In an outdoor news conference held in front of his Ottawa residence, where he will spend the next two weeks working, Trudeau promised financial aid for Canadians.
“We do not want any Canadian to have to worry about whether or not they’re going to be able to pay their rent, whether or not they’re going to be able to buy groceries, or care for their kids or elderly family members,” Trudeau said.
“The government of Canada will be introducing a significant fiscal stimulus package in the days ahead.”
Canada has nearly 200 cases of the virus, with one death. British Columbia reported 11 new cases on Friday, up from 53 on Thursday, including a “cluster” of three in a North Vancouver hospital. Seven of Canada’s 10 provinces have recorded infections of the respiratory illness.
Canada’s chief medical officer urged citizens to avoid all nonessential travel abroad and said travelers returning home should consider self-isolation, even if they are not coming from one of the hot spots.
“This is a serious public health threat, as well as a crisis,” Health Minister Patty Hajdu told reporters.
All national museums are closing on Saturday until further notice, and federal department heads in the public administration have been told to be as flexible as possible in allowing people to work from home.
British Columbia and Ontario banned all public gatherings of more than 250 people. Quebec canceled school for two weeks starting Monday and Manitoba for three weeks starting March 23.
The new budget, which was supposed to be presented on March 30, will be delayed and no new date has yet been set. However, Morneau said he would present a stimulus package next week.
“These are extraordinary times and that means we are ready to take extraordinary measures,” said Morneau. “We are going to do whatever it takes to protect Canadians and keep our economy strong.”

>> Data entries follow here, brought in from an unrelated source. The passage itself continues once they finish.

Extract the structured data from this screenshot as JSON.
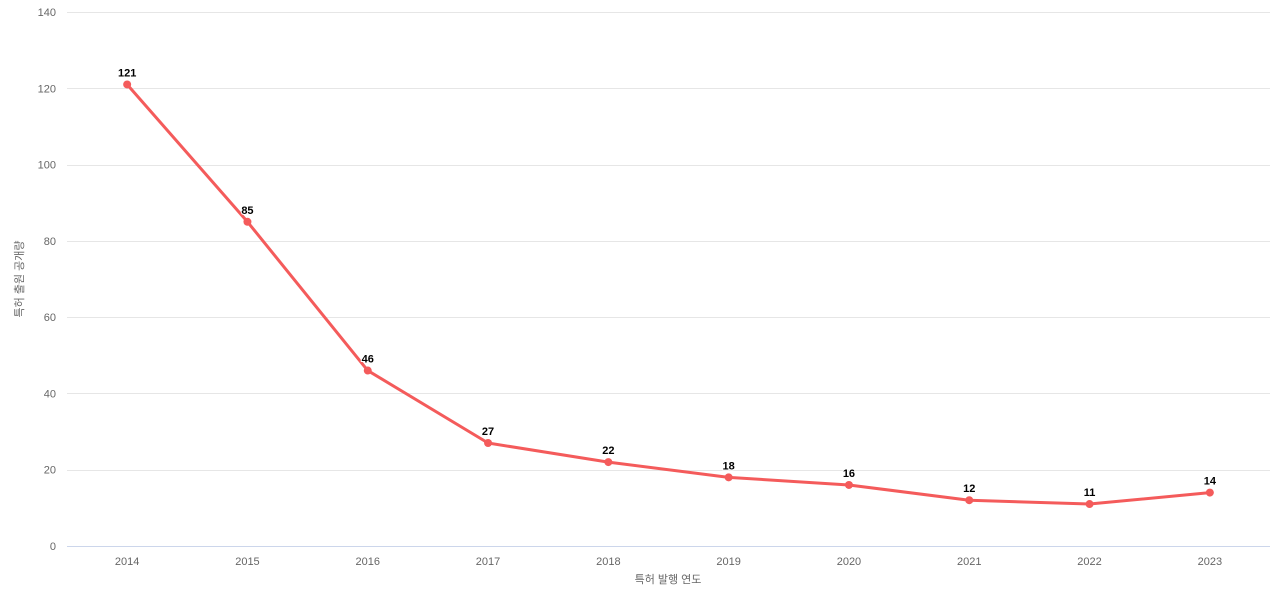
{
  "chart_data": {
    "type": "line",
    "categories": [
      "2014",
      "2015",
      "2016",
      "2017",
      "2018",
      "2019",
      "2020",
      "2021",
      "2022",
      "2023"
    ],
    "values": [
      121,
      85,
      46,
      27,
      22,
      18,
      16,
      12,
      11,
      14
    ],
    "title": "",
    "xlabel": "특허 발행 연도",
    "ylabel": "특허 출원 공개량",
    "ylim": [
      0,
      140
    ],
    "yticks": [
      0,
      20,
      40,
      60,
      80,
      100,
      120,
      140
    ],
    "grid": true,
    "legend_position": "none",
    "data_labels_shown": true,
    "colors": {
      "line": "#f45b5b",
      "marker": "#f45b5b",
      "grid_line": "#e6e6e6",
      "axis_line": "#ccd6eb",
      "tick_label": "#666666",
      "axis_title": "#666666",
      "data_label": "#000000",
      "background": "#ffffff"
    }
  }
}
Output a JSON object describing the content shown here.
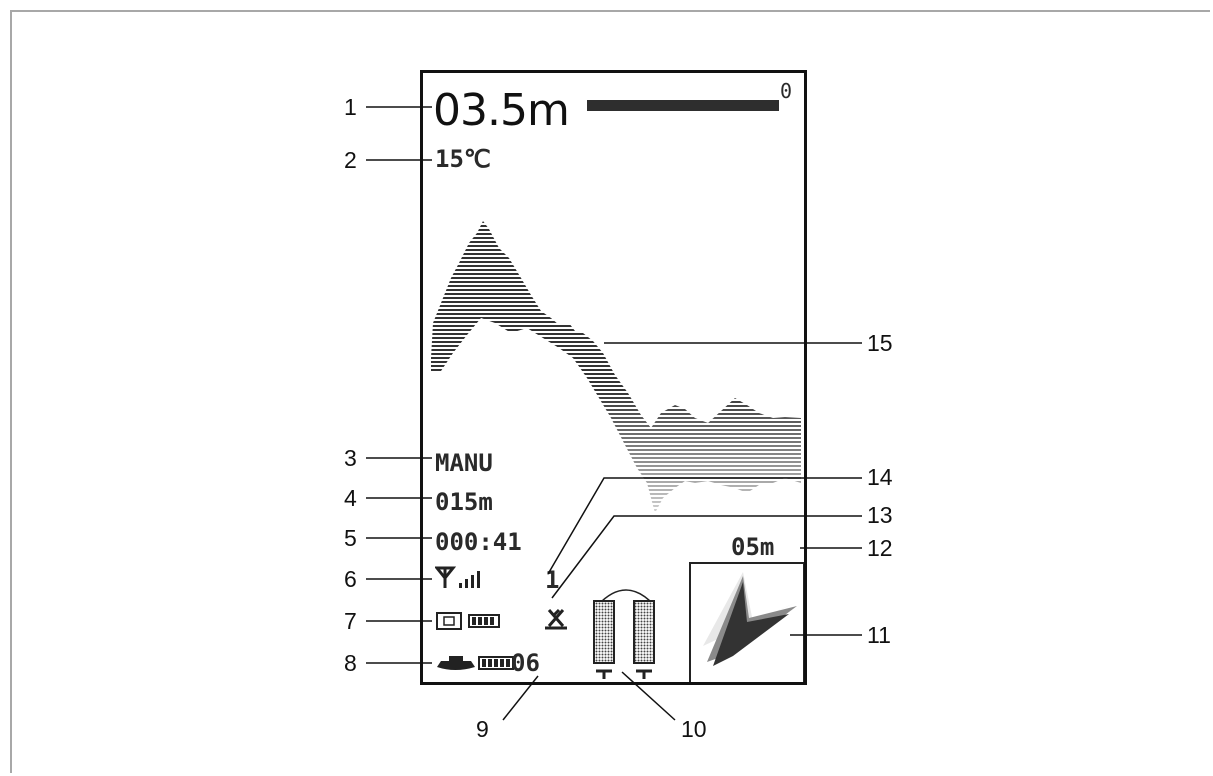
{
  "display": {
    "depth": "03.5m",
    "depth_scale_top": "0",
    "temperature": "15℃",
    "mode": "MANU",
    "range": "015m",
    "timer": "000:41",
    "satellite_count": "1",
    "remote_boat_battery_value": "06",
    "mini_depth": "05m"
  },
  "icons": {
    "signal": "antenna-signal-icon",
    "transmitter_battery": "transmitter-battery-icon",
    "boat_battery": "boat-battery-icon",
    "gps": "satellite-icon",
    "boat_hoppers": "bait-hopper-icon"
  },
  "callouts": [
    "1",
    "2",
    "3",
    "4",
    "5",
    "6",
    "7",
    "8",
    "9",
    "10",
    "11",
    "12",
    "13",
    "14",
    "15"
  ],
  "colors": {
    "frame": "#a8a8a8",
    "screen_border": "#111111",
    "text": "#2a2a2a",
    "sonar": "#3a3a3a"
  }
}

Trudeau’s government is mulling a multibillion-dollar package for industries most hit by the outbreak, including airlines, a source directly familiar with the matter told Reuters. It would allow provinces to take action to support families, workers and employers, said the source said, who requested anonymity given the sensitivity of the situation.
Trudeau announced on Thursday that he would be in isolation for as much as two weeks after his wife, Sophie, became infected with the virus.
Trudeau said he was feeling well, and Sophie was “doing fine.”
“She’s basically got mild, flu-like symptoms. She’s getting lots of rest, drinking lots of fluids,” he said.